Is MultiTerm really that hard to learn?

Learning MultiTermSomething we see some users of SDL products saying, and often non-users even promoting, is that MultiTerm is a complex product and very hard to use.  Is this true?  Well if I’m honest there probably isn’t any smoke without fire… but perhaps this is really all down to a lack of good documentation with plenty of examples to explain how to do things?  Or perhaps this is down to converting spreadsheets or other formats into MultiTerm format; so specific operations rather than simply being able to use MultiTerm itself?  Certainly MultiTerm Convert, which you need to use in order to create a termbase from another format can be quite complicated if you don’t understand a little about the structure of a termbase in MultiTerm.  If you only want a simple glossary the entire process is much simplified thanks to the Glossary Converter available free through the Open Exchange… but is this enough and does this represent a majority of usecases?

There are some interesting comments about the need for better documentation for MultiTerm in a blog article written this week by Corinne McKay as she reviewed a manual for Studio written by Mats Linder.  I don’t think there is any doubt that MultiTerm is an extremely capable application and it’s probably the most widely used and comprehensive terminology tool on the market today both as a desktop application and for sharing work through the server version as part of SDL GroupShare.  So why do we see these comments and are they correct?

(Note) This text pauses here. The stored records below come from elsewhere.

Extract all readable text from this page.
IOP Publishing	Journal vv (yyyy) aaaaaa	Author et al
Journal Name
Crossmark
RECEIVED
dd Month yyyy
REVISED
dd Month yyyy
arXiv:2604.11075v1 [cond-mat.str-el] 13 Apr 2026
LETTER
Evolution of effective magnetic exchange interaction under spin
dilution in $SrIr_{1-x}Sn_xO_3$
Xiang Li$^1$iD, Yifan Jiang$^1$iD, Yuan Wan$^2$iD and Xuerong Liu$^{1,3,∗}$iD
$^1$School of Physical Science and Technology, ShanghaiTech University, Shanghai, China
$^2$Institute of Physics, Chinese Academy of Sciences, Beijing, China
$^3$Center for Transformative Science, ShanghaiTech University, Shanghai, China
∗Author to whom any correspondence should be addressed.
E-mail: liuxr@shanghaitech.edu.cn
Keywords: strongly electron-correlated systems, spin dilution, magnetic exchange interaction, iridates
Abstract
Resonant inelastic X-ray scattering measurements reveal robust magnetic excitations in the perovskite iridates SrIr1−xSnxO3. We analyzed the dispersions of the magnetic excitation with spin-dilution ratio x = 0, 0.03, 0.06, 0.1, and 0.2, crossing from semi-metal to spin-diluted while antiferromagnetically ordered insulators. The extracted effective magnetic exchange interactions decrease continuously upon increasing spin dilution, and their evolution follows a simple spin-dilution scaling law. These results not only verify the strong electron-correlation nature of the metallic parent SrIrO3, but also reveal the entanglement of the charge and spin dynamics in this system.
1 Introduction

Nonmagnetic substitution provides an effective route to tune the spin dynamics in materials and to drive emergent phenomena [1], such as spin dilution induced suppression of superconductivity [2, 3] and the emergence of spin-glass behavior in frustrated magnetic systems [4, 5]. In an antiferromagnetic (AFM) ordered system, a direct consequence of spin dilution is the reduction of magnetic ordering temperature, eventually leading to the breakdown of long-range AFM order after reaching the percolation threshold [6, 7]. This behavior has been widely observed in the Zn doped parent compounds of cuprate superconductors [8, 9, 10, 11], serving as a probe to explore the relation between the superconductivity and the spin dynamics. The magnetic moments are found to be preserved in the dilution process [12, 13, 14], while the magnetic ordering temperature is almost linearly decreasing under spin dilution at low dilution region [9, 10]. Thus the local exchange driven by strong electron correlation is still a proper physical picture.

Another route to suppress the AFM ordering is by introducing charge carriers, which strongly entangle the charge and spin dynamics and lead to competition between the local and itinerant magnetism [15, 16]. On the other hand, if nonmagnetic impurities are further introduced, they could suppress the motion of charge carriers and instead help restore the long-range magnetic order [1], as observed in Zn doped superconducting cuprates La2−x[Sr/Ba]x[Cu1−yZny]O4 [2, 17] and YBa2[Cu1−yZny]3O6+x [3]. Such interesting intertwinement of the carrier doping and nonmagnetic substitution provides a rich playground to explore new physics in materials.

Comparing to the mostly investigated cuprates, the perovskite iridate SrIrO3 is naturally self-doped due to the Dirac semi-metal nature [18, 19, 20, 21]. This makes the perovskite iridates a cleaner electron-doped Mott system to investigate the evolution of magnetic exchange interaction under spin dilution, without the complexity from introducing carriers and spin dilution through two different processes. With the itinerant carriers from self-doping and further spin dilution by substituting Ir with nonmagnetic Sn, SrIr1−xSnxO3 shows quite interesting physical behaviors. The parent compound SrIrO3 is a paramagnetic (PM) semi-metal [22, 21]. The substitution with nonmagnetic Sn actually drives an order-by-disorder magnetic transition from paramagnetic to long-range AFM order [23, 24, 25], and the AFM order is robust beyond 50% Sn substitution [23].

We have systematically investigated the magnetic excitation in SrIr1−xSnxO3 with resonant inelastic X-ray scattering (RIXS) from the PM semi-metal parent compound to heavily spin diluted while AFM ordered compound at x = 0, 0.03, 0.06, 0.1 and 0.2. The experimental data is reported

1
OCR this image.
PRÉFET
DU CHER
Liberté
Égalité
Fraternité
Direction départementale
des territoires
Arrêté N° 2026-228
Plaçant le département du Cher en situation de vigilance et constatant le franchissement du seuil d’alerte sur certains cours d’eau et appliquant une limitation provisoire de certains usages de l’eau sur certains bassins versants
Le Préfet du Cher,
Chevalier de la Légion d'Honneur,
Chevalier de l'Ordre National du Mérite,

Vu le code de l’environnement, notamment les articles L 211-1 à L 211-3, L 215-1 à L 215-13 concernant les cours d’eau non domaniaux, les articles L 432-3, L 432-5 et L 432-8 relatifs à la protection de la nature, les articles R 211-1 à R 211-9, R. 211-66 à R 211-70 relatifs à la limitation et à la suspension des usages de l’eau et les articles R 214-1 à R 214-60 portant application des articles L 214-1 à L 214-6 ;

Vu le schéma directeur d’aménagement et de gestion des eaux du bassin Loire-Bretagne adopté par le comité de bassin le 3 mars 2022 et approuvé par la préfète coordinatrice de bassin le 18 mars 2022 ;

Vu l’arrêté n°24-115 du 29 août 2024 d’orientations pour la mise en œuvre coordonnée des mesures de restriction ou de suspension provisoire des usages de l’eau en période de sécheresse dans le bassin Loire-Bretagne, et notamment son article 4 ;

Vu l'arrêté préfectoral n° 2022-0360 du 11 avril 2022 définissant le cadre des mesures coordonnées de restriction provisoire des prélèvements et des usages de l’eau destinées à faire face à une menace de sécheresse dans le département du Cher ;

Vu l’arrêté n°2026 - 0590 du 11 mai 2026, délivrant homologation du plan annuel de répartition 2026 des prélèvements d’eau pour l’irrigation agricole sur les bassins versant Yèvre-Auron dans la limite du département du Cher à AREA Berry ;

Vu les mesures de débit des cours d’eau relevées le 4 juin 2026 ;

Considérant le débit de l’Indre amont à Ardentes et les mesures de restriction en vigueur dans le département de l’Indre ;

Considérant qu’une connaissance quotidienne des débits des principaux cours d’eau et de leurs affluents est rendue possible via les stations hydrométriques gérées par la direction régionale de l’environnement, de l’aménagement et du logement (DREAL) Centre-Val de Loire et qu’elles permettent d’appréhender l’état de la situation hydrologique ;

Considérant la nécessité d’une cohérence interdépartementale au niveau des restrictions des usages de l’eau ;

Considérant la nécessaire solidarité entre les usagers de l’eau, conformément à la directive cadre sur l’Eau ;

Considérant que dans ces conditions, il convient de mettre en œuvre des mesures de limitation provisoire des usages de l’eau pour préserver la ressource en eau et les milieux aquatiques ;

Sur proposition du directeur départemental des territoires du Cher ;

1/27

I think many terminologists who work with MultiTerm understand the concepts, have spent time training as this is their core work, and they probably use a variety of other applications to supplement their job in the same way translators supplement their translation tool.  So they are probably not where the majority of “how to” questions come from; more likely they are from translators who would like to improve their translation productivity.  In the article reviewing Mat’s book Riccardo Schiaffino thinks a complete rewrite of the documentation would help… Mats Linder is not so sure because he doesn’t see the same demand for this as he thought there was for a manual about Studio.

What do you think?

I thought, while we wait to see whether anyone does indeed invest time and effort in writing more documentation for MultiTerm, that it would be useful to see how much information is already available from all the places I know… starting with how can you decide whether MultiTerm is the tool for you or not?  I start here because whilst there is a trial version of Studio available there isn’t one for MultiTerm and this means you can’t create your own termbases to test out how they work in Studio either… unless you can use the sample termbase containing EN, FR, DE, JP.  So, I have created a single termbase containing all 94 supported languages and loaded it here as a free download for anyone who would like to be able to add a termbase they can use when evaluating Studio:

I’m missing translations for the terms in the red languages in this screenshot so if anyone cares to supply them I’ll happily update the termbase accordingly… there’s only 11 terms in there and I used machine translation for the ones I have translated so any corrections are also welcome:

A sample termbase containing all the supported languages for MultiTerm

I have written a few articles myself that relate to using terminology and I think you’ll get them from the tag cloud on the right… but here’s a quick link.  Now onto the rest.

SDL Resources

A few blogs by others…

The OpenExchange

I can’t end this article without listing a few applications from the OpenExchange that can help your work with terminology…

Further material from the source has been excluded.